Publicado em 28 de março de 2016 às 09h35.

São Paulo – Em fevereiro deste ano, a Caixa Econômica Federal anunciou a liberação de 8,2 bilhões de reais para financiamentos de imóveis pela linha pró-cotista. Mas, ao que tudo indica, os recursos não estão chegando às mãos de compradores, ou estão chegando a conta-gotas.

A linha pró-cotista é usada para o financiamento de imóveis de até 400 mil reais e suas taxas só não são mais baratas do que as praticadas pelo banco no programa Minha Casa Minha Vida.
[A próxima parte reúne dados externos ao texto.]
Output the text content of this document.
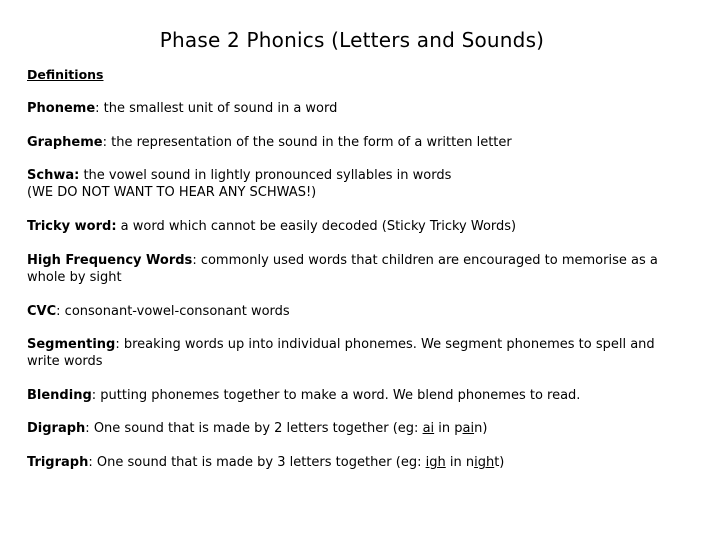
Phase 2 Phonics (Letters and Sounds)

Definitions

Phoneme: the smallest unit of sound in a word

Grapheme: the representation of the sound in the form of a written letter

Schwa: the vowel sound in lightly pronounced syllables in words
(WE DO NOT WANT TO HEAR ANY SCHWAS!)

Tricky word: a word which cannot be easily decoded (Sticky Tricky Words)

High Frequency Words: commonly used words that children are encouraged to memorise as a whole by sight

CVC: consonant-vowel-consonant words

Segmenting: breaking words up into individual phonemes. We segment phonemes to spell and write words

Blending: putting phonemes together to make a word. We blend phonemes to read.

Digraph: One sound that is made by 2 letters together (eg: ai in pain)

Trigraph: One sound that is made by 3 letters together (eg: igh in night)
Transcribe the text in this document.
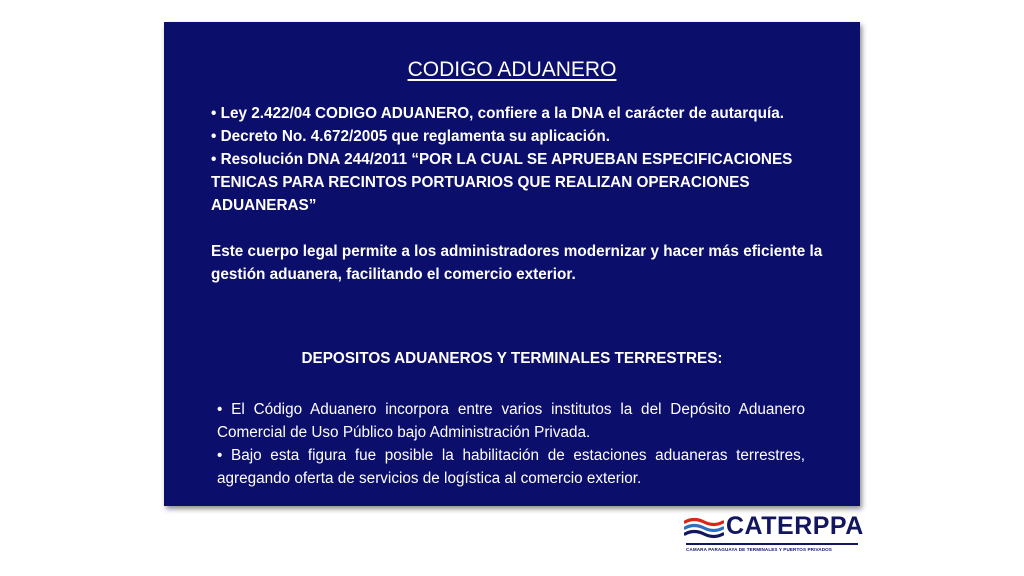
CODIGO ADUANERO

• Ley 2.422/04 CODIGO ADUANERO, confiere a la DNA el carácter de autarquía.

• Decreto No. 4.672/2005 que reglamenta su aplicación.

• Resolución DNA 244/2011 “POR LA CUAL SE APRUEBAN ESPECIFICACIONES TENICAS PARA RECINTOS PORTUARIOS QUE REALIZAN OPERACIONES ADUANERAS”

Este cuerpo legal permite a los administradores modernizar y hacer más eficiente la gestión aduanera, facilitando el comercio exterior.

DEPOSITOS ADUANEROS Y TERMINALES TERRESTRES:

• El Código Aduanero incorpora entre varios institutos la del Depósito Aduanero Comercial de Uso Público bajo Administración Privada.

• Bajo esta figura fue posible la habilitación de estaciones aduaneras terrestres, agregando oferta de servicios de logística al comercio exterior.

CATERPPA
CAMARA PARAGUAYA DE TERMINALES Y PUERTOS PRIVADOS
A professora Penélope Rodrigues afirma que no início de fevereiro recebeu um e-mail da Caixa que confirmava que a carta de crédito para o financiamento do seu imóvel pela linha pró-cotista havia sido aprovada, mas até o momento o crédito não foi liberado. “Fiz algumas ligações e enviei e-mails para a gerente para saber quando o contrato ficaria pronto e depois de alguns dias tive a notícia de que a Caixa não tinha dotação para o financiamento e também não tinha previsão para a liberação da verba”, conta.
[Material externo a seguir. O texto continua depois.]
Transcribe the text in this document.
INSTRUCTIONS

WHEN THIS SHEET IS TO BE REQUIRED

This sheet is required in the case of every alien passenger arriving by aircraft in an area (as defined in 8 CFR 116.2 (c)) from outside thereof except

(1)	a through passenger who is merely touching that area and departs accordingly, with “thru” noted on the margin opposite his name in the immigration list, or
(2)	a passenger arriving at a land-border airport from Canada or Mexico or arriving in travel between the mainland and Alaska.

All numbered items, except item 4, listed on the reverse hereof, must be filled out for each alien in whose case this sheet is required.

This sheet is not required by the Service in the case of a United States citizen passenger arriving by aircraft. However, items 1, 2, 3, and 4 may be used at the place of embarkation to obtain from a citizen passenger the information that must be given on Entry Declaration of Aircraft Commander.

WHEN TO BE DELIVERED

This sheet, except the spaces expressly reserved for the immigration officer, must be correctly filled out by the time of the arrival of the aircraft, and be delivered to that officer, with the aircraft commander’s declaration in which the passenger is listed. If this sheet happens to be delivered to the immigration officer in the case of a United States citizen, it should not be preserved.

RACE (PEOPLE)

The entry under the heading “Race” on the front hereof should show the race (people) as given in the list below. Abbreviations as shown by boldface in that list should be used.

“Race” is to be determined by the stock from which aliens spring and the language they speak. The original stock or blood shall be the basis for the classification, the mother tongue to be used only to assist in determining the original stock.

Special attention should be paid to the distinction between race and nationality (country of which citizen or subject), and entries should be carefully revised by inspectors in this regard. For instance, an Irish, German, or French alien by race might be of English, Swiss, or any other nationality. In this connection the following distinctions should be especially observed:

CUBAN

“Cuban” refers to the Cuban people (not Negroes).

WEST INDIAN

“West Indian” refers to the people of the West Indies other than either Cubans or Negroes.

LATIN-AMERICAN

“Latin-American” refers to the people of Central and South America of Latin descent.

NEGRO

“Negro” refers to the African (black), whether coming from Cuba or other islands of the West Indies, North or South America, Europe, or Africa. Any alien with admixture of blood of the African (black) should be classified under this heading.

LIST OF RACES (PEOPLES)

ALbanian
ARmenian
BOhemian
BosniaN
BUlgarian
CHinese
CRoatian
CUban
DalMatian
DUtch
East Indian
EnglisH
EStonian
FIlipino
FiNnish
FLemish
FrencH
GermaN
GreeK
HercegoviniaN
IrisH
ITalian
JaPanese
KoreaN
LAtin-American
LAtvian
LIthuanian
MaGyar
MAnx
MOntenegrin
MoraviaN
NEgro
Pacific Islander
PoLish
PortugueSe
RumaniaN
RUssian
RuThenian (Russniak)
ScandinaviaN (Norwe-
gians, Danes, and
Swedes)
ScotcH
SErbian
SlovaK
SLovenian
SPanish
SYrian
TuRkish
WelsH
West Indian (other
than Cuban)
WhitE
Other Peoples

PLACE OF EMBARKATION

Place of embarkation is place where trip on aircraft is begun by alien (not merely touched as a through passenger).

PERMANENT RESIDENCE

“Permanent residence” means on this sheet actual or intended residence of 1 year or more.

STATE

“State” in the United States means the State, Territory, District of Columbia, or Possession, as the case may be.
Ela comprou um apartamento na planta e como as obras foram concluídas neste ano, a fase de pagamento das prestações à construtora se encerrou e ela precisa urgentemente da liberação do financiamento da Caixa para pagar o imóvel à construtora e seguir com o financiamento. "Já liguei várias vezes e a gerente continua dizendo que não há previsão para a liberação do financiamento, e a parcela das chaves [tarifa cobrada pela construtora na entrega do imóvel] venceu no dia 1º de março.”

O caso de Penélope não é isolado. EXAME.com entrou em contato com um gerente e três correspondentes imobiliários da Caixa (agentes autorizados a conceder financiamentos do banco) e todos relataram que, mesmo depois de aprovar a carta de crédito para seus clientes, o financiamento não é finalizado na grande maioria dos casos pela falta de dotação de recursos.

Roberta Picoli, agente do correspondente imobiliário Paulista Cred, afirma que as irregularidades na linha pró-cotista têm se arrastado desde setembro do ano passado. “Nós fazemos a avaliação do cliente, realizamos todo o processo que deve ser feito, conforme o normativo da Caixa, a carta de crédito é aprovada, nós fazemos o dossiê e quando o processo chega na agência, o contrato não é emitido porque eles afirmam que não têm verba orçamentária.”

Roberta acrescenta que o problema tem ocorrido apenas com a linha pró-cotista. “Os financiamentos do Minha Casa Minha Vida estão saindo normalmente, em 30 dias, assim como os financiamentos das demais linhas. Agora, na pró-cotista, temos um processo que está parado desde setembro, por exemplo”, diz.

Humberto Mota Garófalo, agente da GM Financiamentos, outro correspondente imobiliário da Caixa, confirma que a liberação de recursos para o programa Minha Casa Minha Vida tem sido priorizada pela Caixa. “Para o Minha Casa Minha Vida os recursos estão vindo, mas para a linha pró-cotista demora mais. Em alguns casos, nós aprovamos o financiamento pela linha pró-cotista, emitimos a carta de crédito, que tem validade de 60 dias, mas como o dinheiro não veio nesse prazo tivemos de cancelar o processo e começar tudo de novo.”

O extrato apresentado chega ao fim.